Степанова создала текст, абсолютно путающий нас в плане своей жанровой специфики. Определенные и довольно очевидные совпадения с фактами собственной биографии писательницы, узнаваемый контекст ее нынешней жизни намекают на автофикшн, но повествование ведется от третьего лица, что для этого жанра не характерно. Сочетание выдуманных и реальных деталей как раз-таки опять по началу выглядит релевантным для автофикшна, но сама передача эмоционального опыта ведется очень отстраненно. Его скорее пытаются зарегистрировать, описать, учесть, чем передать читателю. А в какой-то момент и вовсе в тексте появляется голоса авторки, который высказывает отношение к главной героини, что сбивает с толку. Голос этот потом улетучивается. Игорь Гулин в своей рецензии пишет о том, что текст из псевдоавтофикшна вырастает в итоге в притчу, но как будто для притчи недостает какого-то разрешения, назидания, словом — морали.
Сначала подобная чехарда раздражает. Текст кажется очень не собранным, определенно талантливым, но хаотичным. Раздражение поутихло на том моменте, когда я стала смотреть на его жанровые и структурные особенности сквозь призму его главной темы, главного сообщения. Главная, на мой взгляд, тема романа — это кризис идентичности, в котором оказалась писательница. Мария Степанова рассказывает своим текстом и в своем тексте, как после войны, которую Россия развязала против Украины, чувствуют себя профессиональные писательницы, пишущие на русском языке. Несмотря на то, а во многом и благодаря тому, что базовые потребности писательницы—авторки и писательницы-героини романа закрыты, она сталкивается с тем, что больше не знает, как ей быть собой и кем ей быть в этом новом мире. Ее главный инструмент — язык, скомпрометирован войной. И это, безусловно, для нее большая травма. Пользоваться теперь для нее своим язык – это будто говорить с ещё живой мышью во рту. У нее есть былые заслуги, которые позволяют ей оставаться институционально в этом поле. Но по факту она утратила возможность быть собой, часть внешняя, которая связана с тем, как ее определяют другие сохранилась, а внутренняя — распалась. Внешняя тождественность удерживается, но самость уже трещит по швам.И именно поэтому она разочаровывается, когда незнакомец, оказывается что, общался с ней, потому что он её узнал. Она больше не тот человек, которого он узнал, но как говорить об этом?! В романе она пытается передать этот распад, выйти на какую-то пересборку себя, но ей это не удается. Это не удается сделать героине, и это не удается сделать писательнице. До конца эту травму она не может пока переосмыслить, проработать, прожить и построить на этой проработке новую идентичность. Поэтому ей остается только отбрасывать эту и примерять на себя что под руку подвернется.

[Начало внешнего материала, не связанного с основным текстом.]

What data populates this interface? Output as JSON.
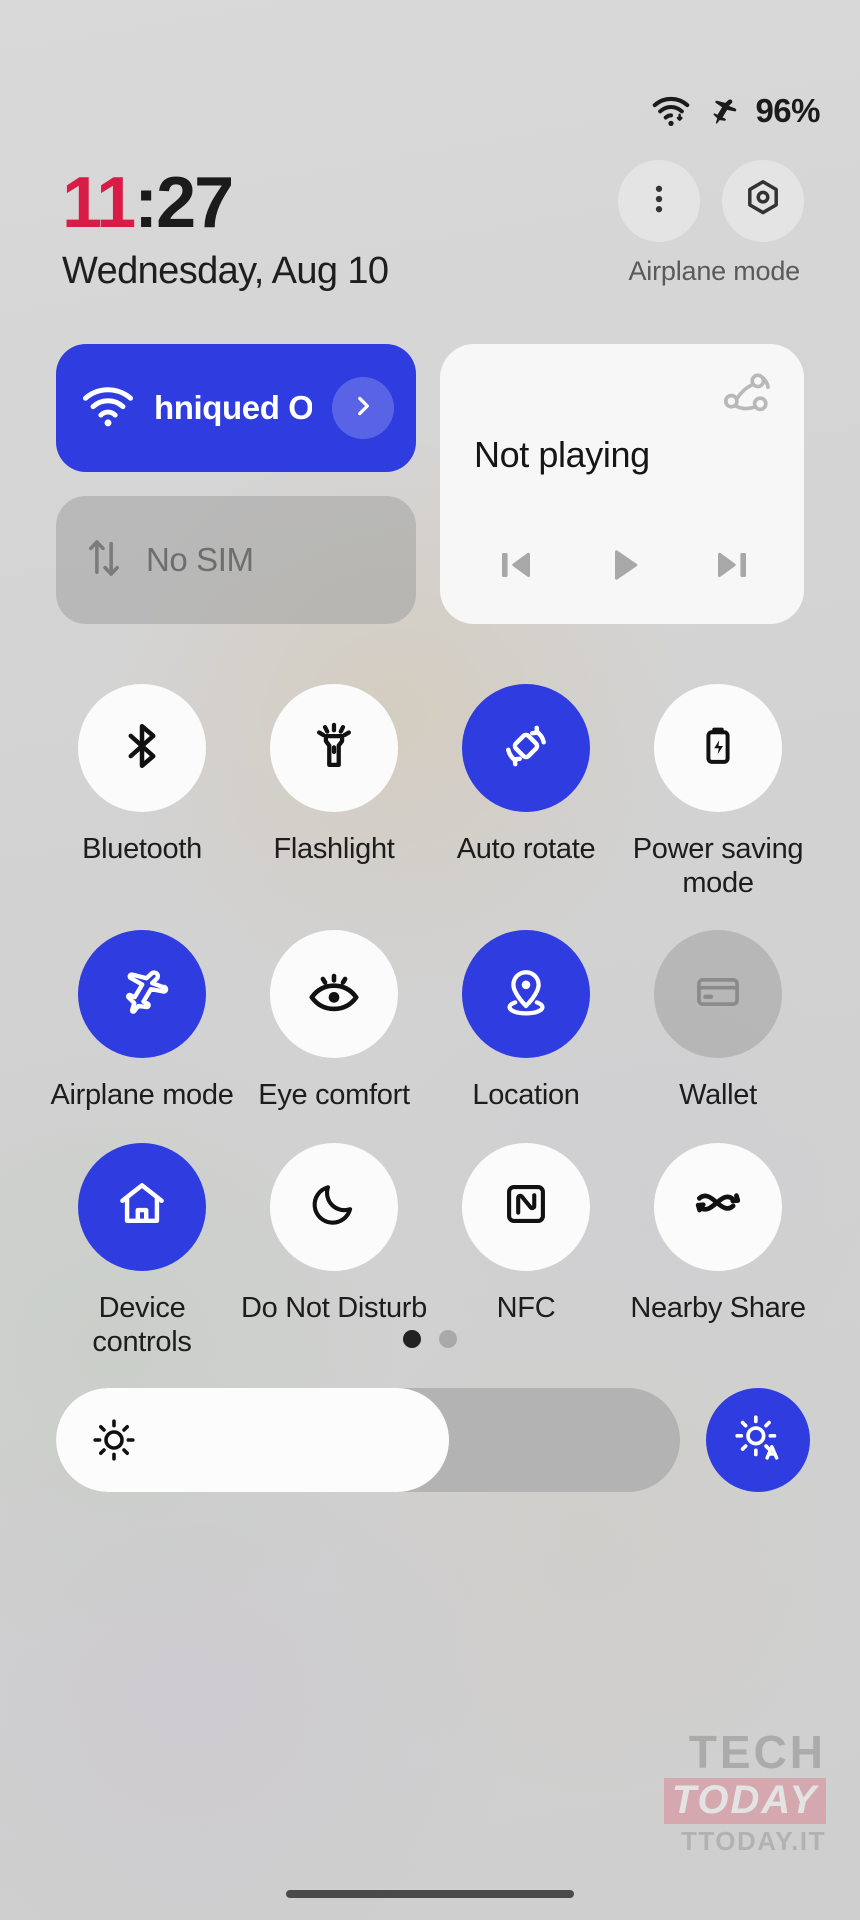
{
  "status_bar": {
    "wifi_icon": "wifi-icon",
    "airplane_icon": "airplane-icon",
    "battery_percent": "96%"
  },
  "clock": {
    "hours": "11",
    "separator": ":",
    "minutes": "27",
    "date": "Wednesday, Aug 10"
  },
  "header": {
    "overflow_icon": "more-vert-icon",
    "settings_icon": "settings-hex-icon",
    "mode_status": "Airplane mode"
  },
  "connectivity": {
    "wifi": {
      "label": "hniqued O",
      "state": "on",
      "icon": "wifi-icon",
      "chevron_icon": "chevron-right-icon"
    },
    "sim": {
      "label": "No SIM",
      "state": "disabled",
      "icon": "mobile-data-icon"
    }
  },
  "media": {
    "title": "Not playing",
    "cast_icon": "media-output-switcher-icon",
    "previous_icon": "skip-previous-icon",
    "play_icon": "play-icon",
    "next_icon": "skip-next-icon"
  },
  "tiles": [
    {
      "label": "Bluetooth",
      "icon": "bluetooth-icon",
      "state": "off"
    },
    {
      "label": "Flashlight",
      "icon": "flashlight-icon",
      "state": "off"
    },
    {
      "label": "Auto rotate",
      "icon": "auto-rotate-icon",
      "state": "on"
    },
    {
      "label": "Power saving mode",
      "icon": "battery-saver-icon",
      "state": "off"
    },
    {
      "label": "Airplane mode",
      "icon": "airplane-icon",
      "state": "on"
    },
    {
      "label": "Eye comfort",
      "icon": "eye-comfort-icon",
      "state": "off"
    },
    {
      "label": "Location",
      "icon": "location-pin-icon",
      "state": "on"
    },
    {
      "label": "Wallet",
      "icon": "wallet-card-icon",
      "state": "dim"
    },
    {
      "label": "Device controls",
      "icon": "home-icon",
      "state": "on"
    },
    {
      "label": "Do Not Disturb",
      "icon": "moon-icon",
      "state": "off"
    },
    {
      "label": "NFC",
      "icon": "nfc-icon",
      "state": "off"
    },
    {
      "label": "Nearby Share",
      "icon": "nearby-share-icon",
      "state": "off"
    }
  ],
  "pagination": {
    "total": 2,
    "current": 1
  },
  "brightness": {
    "level_percent": 63,
    "slider_icon": "brightness-sun-icon",
    "auto_icon": "brightness-auto-icon",
    "auto_state": "on"
  },
  "watermark": {
    "line1": "TECH",
    "line2": "TODAY",
    "line3": "TTODAY.IT"
  },
  "colors": {
    "accent_blue": "#2f3ce0",
    "clock_red": "#d81b47",
    "background": "#d4d4d4",
    "tile_off": "#fbfbfb",
    "tile_dim": "#969696"
  }
}
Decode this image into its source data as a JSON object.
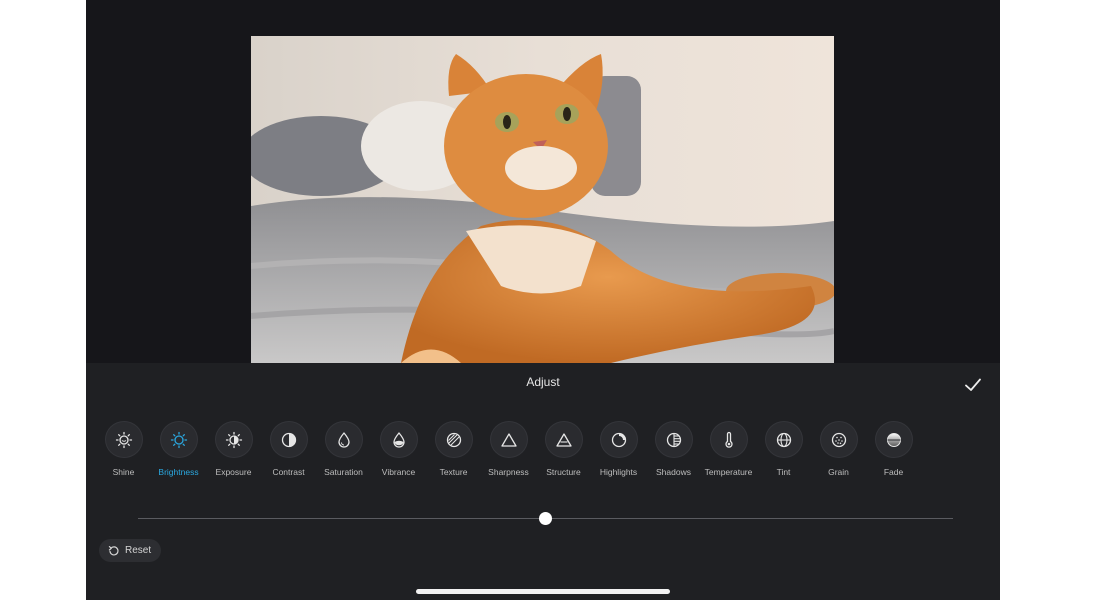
{
  "panel": {
    "title": "Adjust",
    "done_icon": "checkmark-icon"
  },
  "tools": [
    {
      "label": "Shine",
      "icon": "shine-icon",
      "active": false
    },
    {
      "label": "Brightness",
      "icon": "brightness-icon",
      "active": true
    },
    {
      "label": "Exposure",
      "icon": "exposure-icon",
      "active": false
    },
    {
      "label": "Contrast",
      "icon": "contrast-icon",
      "active": false
    },
    {
      "label": "Saturation",
      "icon": "saturation-icon",
      "active": false
    },
    {
      "label": "Vibrance",
      "icon": "vibrance-icon",
      "active": false
    },
    {
      "label": "Texture",
      "icon": "texture-icon",
      "active": false
    },
    {
      "label": "Sharpness",
      "icon": "sharpness-icon",
      "active": false
    },
    {
      "label": "Structure",
      "icon": "structure-icon",
      "active": false
    },
    {
      "label": "Highlights",
      "icon": "highlights-icon",
      "active": false
    },
    {
      "label": "Shadows",
      "icon": "shadows-icon",
      "active": false
    },
    {
      "label": "Temperature",
      "icon": "temperature-icon",
      "active": false
    },
    {
      "label": "Tint",
      "icon": "tint-icon",
      "active": false
    },
    {
      "label": "Grain",
      "icon": "grain-icon",
      "active": false
    },
    {
      "label": "Fade",
      "icon": "fade-icon",
      "active": false
    }
  ],
  "slider": {
    "value": 0.5
  },
  "reset": {
    "label": "Reset",
    "icon": "reset-icon"
  },
  "colors": {
    "accent": "#2aa8e0",
    "panel": "#1f2023",
    "background": "#16161a"
  }
}
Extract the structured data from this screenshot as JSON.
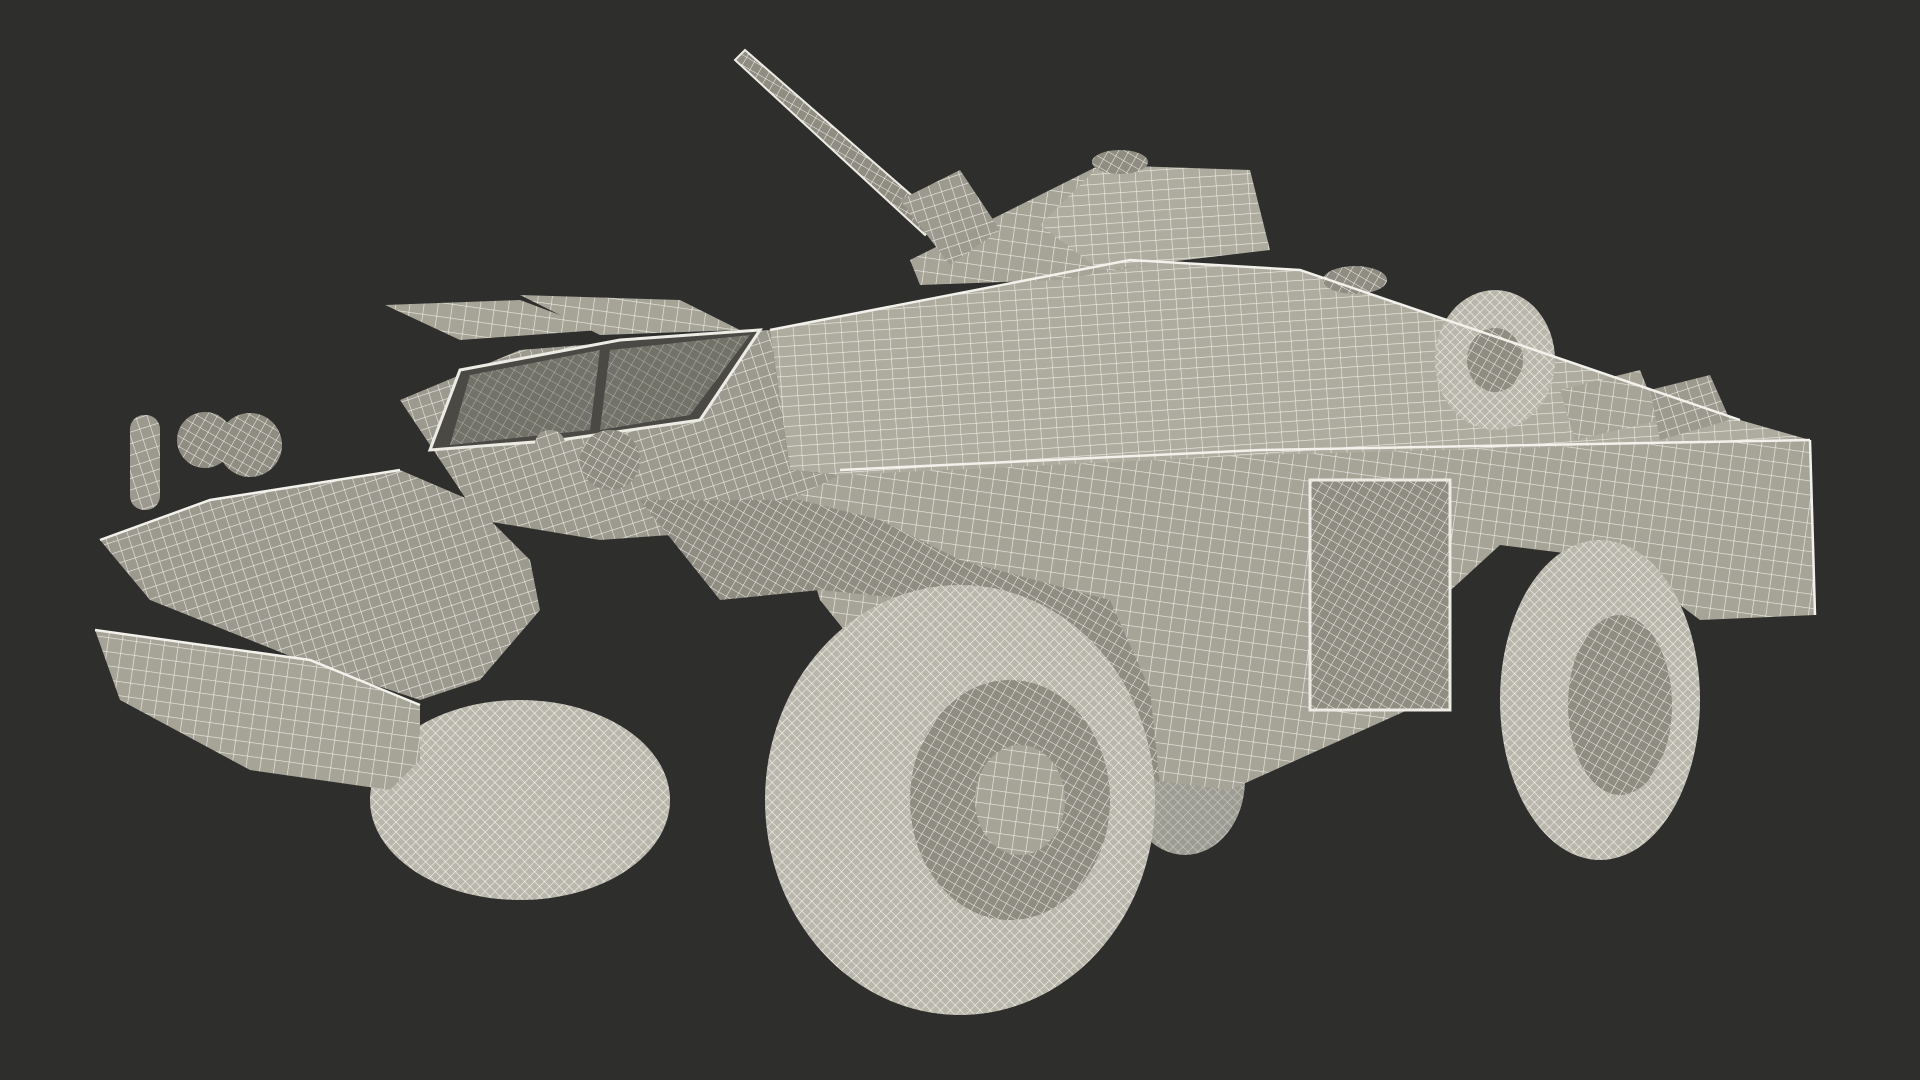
{
  "scene": {
    "background_color": "#2e2e2d",
    "model_surface_color": "#a6a497",
    "model_shade_color": "#7b796f",
    "wire_color": "#ecebe4",
    "subject": "armored-scout-car-wireframe"
  }
}
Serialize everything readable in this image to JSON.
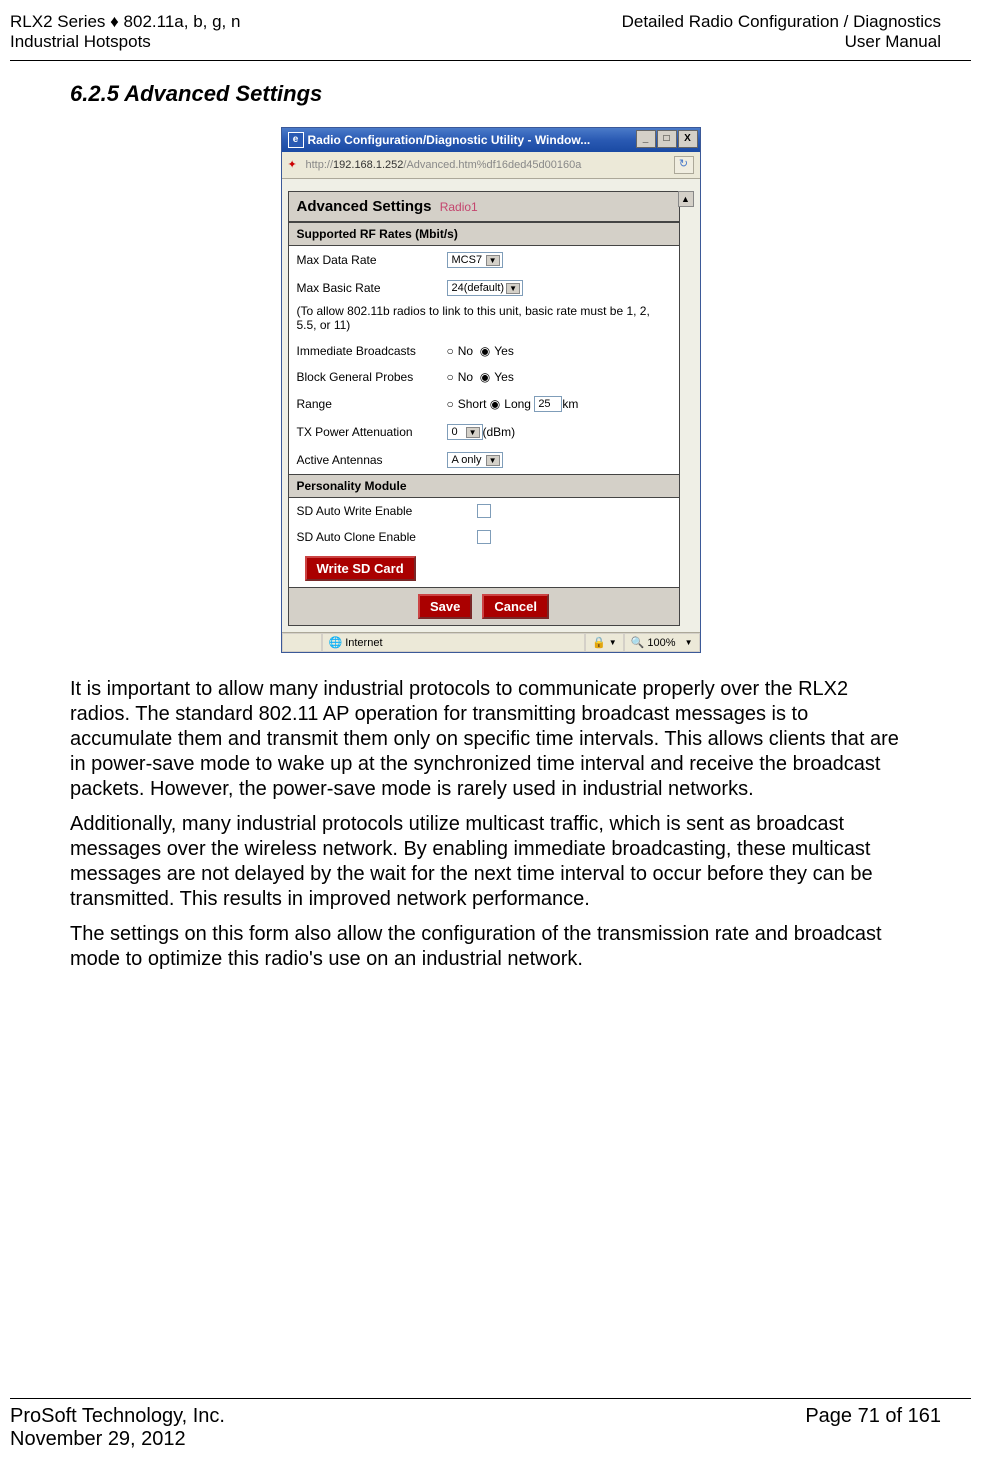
{
  "header": {
    "left_line1": "RLX2 Series ♦ 802.11a, b, g, n",
    "left_line2": "Industrial Hotspots",
    "right_line1": "Detailed Radio Configuration / Diagnostics",
    "right_line2": "User Manual"
  },
  "section": {
    "number_title": "6.2.5   Advanced Settings"
  },
  "window": {
    "title": "Radio Configuration/Diagnostic Utility - Window...",
    "url_prefix": "http://",
    "url_host": "192.168.1.252",
    "url_path": "/Advanced.htm%df16ded45d00160a",
    "panel_title": "Advanced Settings",
    "radio_name": "Radio1",
    "rf_rates_header": "Supported RF Rates (Mbit/s)",
    "max_data_rate_label": "Max Data Rate",
    "max_data_rate_value": "MCS7",
    "max_basic_rate_label": "Max Basic Rate",
    "max_basic_rate_value": "24(default)",
    "basic_rate_note": "(To allow 802.11b radios to link to this unit, basic rate must be 1, 2, 5.5, or 11)",
    "immediate_broadcasts_label": "Immediate Broadcasts",
    "block_general_probes_label": "Block General Probes",
    "opt_no": "No",
    "opt_yes": "Yes",
    "range_label": "Range",
    "range_short": "Short",
    "range_long": "Long",
    "range_value": "25",
    "range_unit": "km",
    "tx_power_label": "TX Power Attenuation",
    "tx_power_value": "0",
    "tx_power_unit": "(dBm)",
    "active_antennas_label": "Active Antennas",
    "active_antennas_value": "A only",
    "personality_header": "Personality Module",
    "sd_auto_write_label": "SD Auto Write Enable",
    "sd_auto_clone_label": "SD Auto Clone Enable",
    "write_sd_btn": "Write SD Card",
    "save_btn": "Save",
    "cancel_btn": "Cancel",
    "status_internet": "Internet",
    "status_zoom": "100%"
  },
  "paragraphs": {
    "p1": "It is important to allow many industrial protocols to communicate properly over the RLX2 radios. The standard 802.11 AP operation for transmitting broadcast messages is to accumulate them and transmit them only on specific time intervals. This allows clients that are in power-save mode to wake up at the synchronized time interval and receive the broadcast packets. However, the power-save mode is rarely used in industrial networks.",
    "p2": "Additionally, many industrial protocols utilize multicast traffic, which is sent as broadcast messages over the wireless network. By enabling immediate broadcasting, these multicast messages are not delayed by the wait for the next time interval to occur before they can be transmitted. This results in improved network performance.",
    "p3": "The settings on this form also allow the configuration of the transmission rate and broadcast mode to optimize this radio's use on an industrial network."
  },
  "footer": {
    "left_line1": "ProSoft Technology, Inc.",
    "left_line2": "November 29, 2012",
    "right_line1": "Page 71 of 161"
  }
}
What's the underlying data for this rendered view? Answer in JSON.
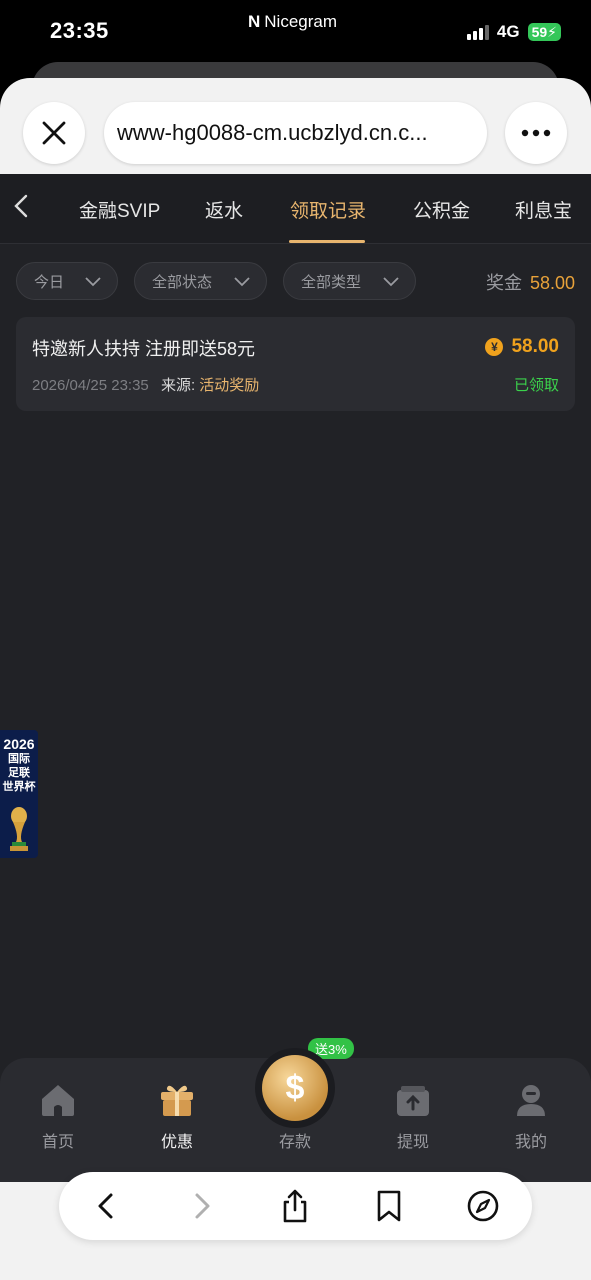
{
  "status_bar": {
    "time": "23:35",
    "app_name": "Nicegram",
    "network": "4G",
    "battery": "59"
  },
  "browser": {
    "url": "www-hg0088-cm.ucbzlyd.cn.c...",
    "close_icon": "close-icon",
    "more_icon": "more-icon"
  },
  "tabs": {
    "items": [
      {
        "label": "金融SVIP",
        "active": false
      },
      {
        "label": "返水",
        "active": false
      },
      {
        "label": "领取记录",
        "active": true
      },
      {
        "label": "公积金",
        "active": false
      },
      {
        "label": "利息宝",
        "active": false
      }
    ]
  },
  "filters": {
    "date": "今日",
    "status": "全部状态",
    "type": "全部类型",
    "bonus_label": "奖金",
    "bonus_value": "58.00"
  },
  "records": [
    {
      "title": "特邀新人扶持 注册即送58元",
      "amount": "58.00",
      "currency_symbol": "¥",
      "date": "2026/04/25 23:35",
      "source_label": "来源:",
      "source": "活动奖励",
      "status": "已领取"
    }
  ],
  "promo": {
    "year": "2026",
    "line1": "国际",
    "line2": "足联",
    "line3": "世界杯"
  },
  "bottom_nav": {
    "items": [
      {
        "label": "首页",
        "icon": "home-icon"
      },
      {
        "label": "优惠",
        "icon": "gift-icon"
      },
      {
        "label": "存款",
        "icon": "deposit-coin-icon"
      },
      {
        "label": "提现",
        "icon": "withdraw-icon"
      },
      {
        "label": "我的",
        "icon": "profile-icon"
      }
    ],
    "deposit_badge": "送3%",
    "deposit_symbol": "$"
  },
  "colors": {
    "accent": "#e8b56e",
    "amount": "#f0a21d",
    "success": "#3bd24c",
    "background": "#212226"
  }
}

Этот кризис отражен на уровне самого устройства романа. Немного автофикшна, немного притчи, немного классического романа. Авторка показывает нам фокусы, демонстрируя свое писательское мастерство, но текст не собирается в целое — она жонглирует своими талантами, но больше не чувствует себя писательницей, хотя все в ней её продолжают видеть. Она может доказать, что она писательница, может показать нам ещё пару фокусов, достав из рукава карты Таро как заигрывание с современным читателем, может выдать какие-то неожиданные жанровые и структурные решения. Но чувствует она себя при этом скорее телом, инструментом, который демонстрируют в цирке, чем субъектом, конструирующим смыслы и новые реальности. Фокус Степановой именно в этом. Она отвлекает наше вниманием блестящим текстом, но это видимость, иллюзия, за которой стоит пустота.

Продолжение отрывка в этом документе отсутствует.